Founding a religion is a good second option for those who can't write their way out of a paper bag.
Go to any Scientology page on the Web and you'll find out that Scientology teaches you things you never thought you could learn before. It teaches you how to expand your mind. It teaches you how to deal with different types of phenomena. Then, several years and thousands of dollars of contributions later, it unveils the ultimate truth: We're all just pawns in the intergalactic war between the marauding Space Hittites and the doe-eyed, tentacled Neebs. This is the point when many Scientologists, realizing that they've cleaned out their bank accounts at the behest of a really bad, if religiously themed, science fiction story, say the following: "Oops."
John Travolta is a Scientologist, and attendees of "Phenomenon" will soon realize that they've squandered their entertainment dollars on a similar mistake. Travolta's character, George Malley, sees the light (so to speak), and can suddenly learn languages in twenty minutes and move pencils just by wiggling his fingers. His friends begin to think he's a freak. His woman-to-be (Kyra Sedgwick) begins to see him as a persecuted Christ figure.
"Phenomenon" soon segues into outright religious brainwashing. As George explains that he's the representation of human potential, you're supposed to think, "Wow, I can be just like George. I, too, can realize my fullest potential. George is the True Way!

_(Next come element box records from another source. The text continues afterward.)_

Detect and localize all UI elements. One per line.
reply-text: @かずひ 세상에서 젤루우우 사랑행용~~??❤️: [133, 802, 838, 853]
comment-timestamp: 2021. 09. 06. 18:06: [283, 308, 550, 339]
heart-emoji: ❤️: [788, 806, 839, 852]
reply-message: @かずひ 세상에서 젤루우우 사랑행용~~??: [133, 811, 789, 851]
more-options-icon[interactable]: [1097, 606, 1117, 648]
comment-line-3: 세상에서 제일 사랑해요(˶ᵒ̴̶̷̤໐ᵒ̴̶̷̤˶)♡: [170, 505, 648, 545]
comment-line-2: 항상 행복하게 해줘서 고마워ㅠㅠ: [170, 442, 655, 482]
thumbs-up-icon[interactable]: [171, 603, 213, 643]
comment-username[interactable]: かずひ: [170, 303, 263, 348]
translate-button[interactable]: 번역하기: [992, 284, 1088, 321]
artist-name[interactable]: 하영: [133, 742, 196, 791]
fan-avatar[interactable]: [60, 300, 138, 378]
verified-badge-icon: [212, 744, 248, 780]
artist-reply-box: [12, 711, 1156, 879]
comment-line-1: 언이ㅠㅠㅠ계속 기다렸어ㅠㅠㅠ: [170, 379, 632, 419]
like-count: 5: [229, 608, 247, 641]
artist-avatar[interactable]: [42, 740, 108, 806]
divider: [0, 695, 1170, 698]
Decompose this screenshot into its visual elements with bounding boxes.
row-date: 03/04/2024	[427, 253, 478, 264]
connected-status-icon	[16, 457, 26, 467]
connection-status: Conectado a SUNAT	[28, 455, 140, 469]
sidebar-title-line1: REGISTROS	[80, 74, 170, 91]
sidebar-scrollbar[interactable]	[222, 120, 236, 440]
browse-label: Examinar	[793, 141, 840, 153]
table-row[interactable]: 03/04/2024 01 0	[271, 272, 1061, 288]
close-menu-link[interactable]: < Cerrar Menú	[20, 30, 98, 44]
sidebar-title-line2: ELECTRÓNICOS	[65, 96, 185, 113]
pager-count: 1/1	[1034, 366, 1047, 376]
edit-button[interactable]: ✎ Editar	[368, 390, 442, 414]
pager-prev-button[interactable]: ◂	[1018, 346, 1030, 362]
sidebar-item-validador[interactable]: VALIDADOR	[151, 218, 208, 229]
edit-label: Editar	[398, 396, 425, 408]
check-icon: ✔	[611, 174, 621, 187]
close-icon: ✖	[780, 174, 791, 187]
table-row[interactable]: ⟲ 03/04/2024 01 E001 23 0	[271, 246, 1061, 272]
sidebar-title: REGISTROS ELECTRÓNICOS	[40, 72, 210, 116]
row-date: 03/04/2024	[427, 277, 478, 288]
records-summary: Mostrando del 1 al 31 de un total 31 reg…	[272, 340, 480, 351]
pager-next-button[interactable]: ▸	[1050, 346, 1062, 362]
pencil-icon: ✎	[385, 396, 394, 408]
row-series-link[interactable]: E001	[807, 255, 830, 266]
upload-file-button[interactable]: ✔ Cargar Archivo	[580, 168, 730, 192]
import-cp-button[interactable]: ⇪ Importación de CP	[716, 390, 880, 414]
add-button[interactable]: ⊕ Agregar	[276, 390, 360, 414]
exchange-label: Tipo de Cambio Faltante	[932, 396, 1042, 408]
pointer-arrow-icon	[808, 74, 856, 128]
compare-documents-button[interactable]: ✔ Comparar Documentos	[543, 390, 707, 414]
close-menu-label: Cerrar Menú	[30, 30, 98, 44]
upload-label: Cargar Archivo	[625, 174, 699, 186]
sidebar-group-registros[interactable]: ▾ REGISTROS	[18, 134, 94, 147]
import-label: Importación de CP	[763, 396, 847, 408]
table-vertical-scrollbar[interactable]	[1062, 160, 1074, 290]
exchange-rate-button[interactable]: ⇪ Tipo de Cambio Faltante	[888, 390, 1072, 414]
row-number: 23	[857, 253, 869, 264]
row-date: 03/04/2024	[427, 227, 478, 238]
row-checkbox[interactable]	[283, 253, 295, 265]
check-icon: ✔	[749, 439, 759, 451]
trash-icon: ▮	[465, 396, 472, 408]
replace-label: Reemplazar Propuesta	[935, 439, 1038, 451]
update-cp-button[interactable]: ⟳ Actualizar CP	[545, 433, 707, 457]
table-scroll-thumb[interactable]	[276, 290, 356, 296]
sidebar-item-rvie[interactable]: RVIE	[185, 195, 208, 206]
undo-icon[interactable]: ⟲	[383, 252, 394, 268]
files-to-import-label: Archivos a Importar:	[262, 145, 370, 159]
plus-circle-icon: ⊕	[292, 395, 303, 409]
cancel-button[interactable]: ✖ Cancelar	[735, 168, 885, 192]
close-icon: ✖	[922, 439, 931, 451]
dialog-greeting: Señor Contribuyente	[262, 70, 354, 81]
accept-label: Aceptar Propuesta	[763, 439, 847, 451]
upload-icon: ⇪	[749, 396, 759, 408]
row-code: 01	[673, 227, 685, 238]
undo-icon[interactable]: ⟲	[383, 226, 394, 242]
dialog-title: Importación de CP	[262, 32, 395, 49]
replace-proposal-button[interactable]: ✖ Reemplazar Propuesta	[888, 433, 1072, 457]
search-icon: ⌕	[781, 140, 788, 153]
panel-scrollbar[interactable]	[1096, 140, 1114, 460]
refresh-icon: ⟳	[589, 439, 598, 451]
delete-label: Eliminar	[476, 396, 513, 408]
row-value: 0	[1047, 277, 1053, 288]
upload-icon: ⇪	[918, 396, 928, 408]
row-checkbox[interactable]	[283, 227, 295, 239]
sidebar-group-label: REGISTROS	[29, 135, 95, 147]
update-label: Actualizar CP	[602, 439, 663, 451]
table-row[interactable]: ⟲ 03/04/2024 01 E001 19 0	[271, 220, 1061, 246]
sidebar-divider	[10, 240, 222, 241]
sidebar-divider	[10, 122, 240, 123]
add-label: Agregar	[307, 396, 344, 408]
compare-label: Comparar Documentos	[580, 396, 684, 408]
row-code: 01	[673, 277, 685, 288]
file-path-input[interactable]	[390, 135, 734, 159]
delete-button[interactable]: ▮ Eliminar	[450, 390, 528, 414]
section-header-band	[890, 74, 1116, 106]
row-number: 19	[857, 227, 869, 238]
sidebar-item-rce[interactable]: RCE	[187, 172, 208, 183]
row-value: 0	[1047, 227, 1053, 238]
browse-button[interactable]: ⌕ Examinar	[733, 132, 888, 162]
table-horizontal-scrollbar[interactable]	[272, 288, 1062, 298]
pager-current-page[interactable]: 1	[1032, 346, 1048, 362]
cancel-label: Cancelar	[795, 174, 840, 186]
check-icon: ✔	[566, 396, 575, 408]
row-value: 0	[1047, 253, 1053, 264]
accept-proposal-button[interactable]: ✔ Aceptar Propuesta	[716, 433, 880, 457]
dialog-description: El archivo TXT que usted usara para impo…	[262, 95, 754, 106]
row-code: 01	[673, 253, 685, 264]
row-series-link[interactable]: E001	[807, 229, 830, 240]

All hail George!" What you quickly realize, however -- as the screenwriters of "Phenomenon" and L. Ron Hubbard did before you -- is that founding a religion is a good second option for those who can't write their way out of a paper bag.
And what exactly is supposed to be so alluring about Kyra Sedgwick? Is it something only cubists are supposed to appreciate? Her lips look like they were drawn on by an epileptic preschooler who got a hold of a red crayon. When she moves seductively toward Travolta, the suspense mounts as you ask yourself, "Is she going to kiss him or eat him?"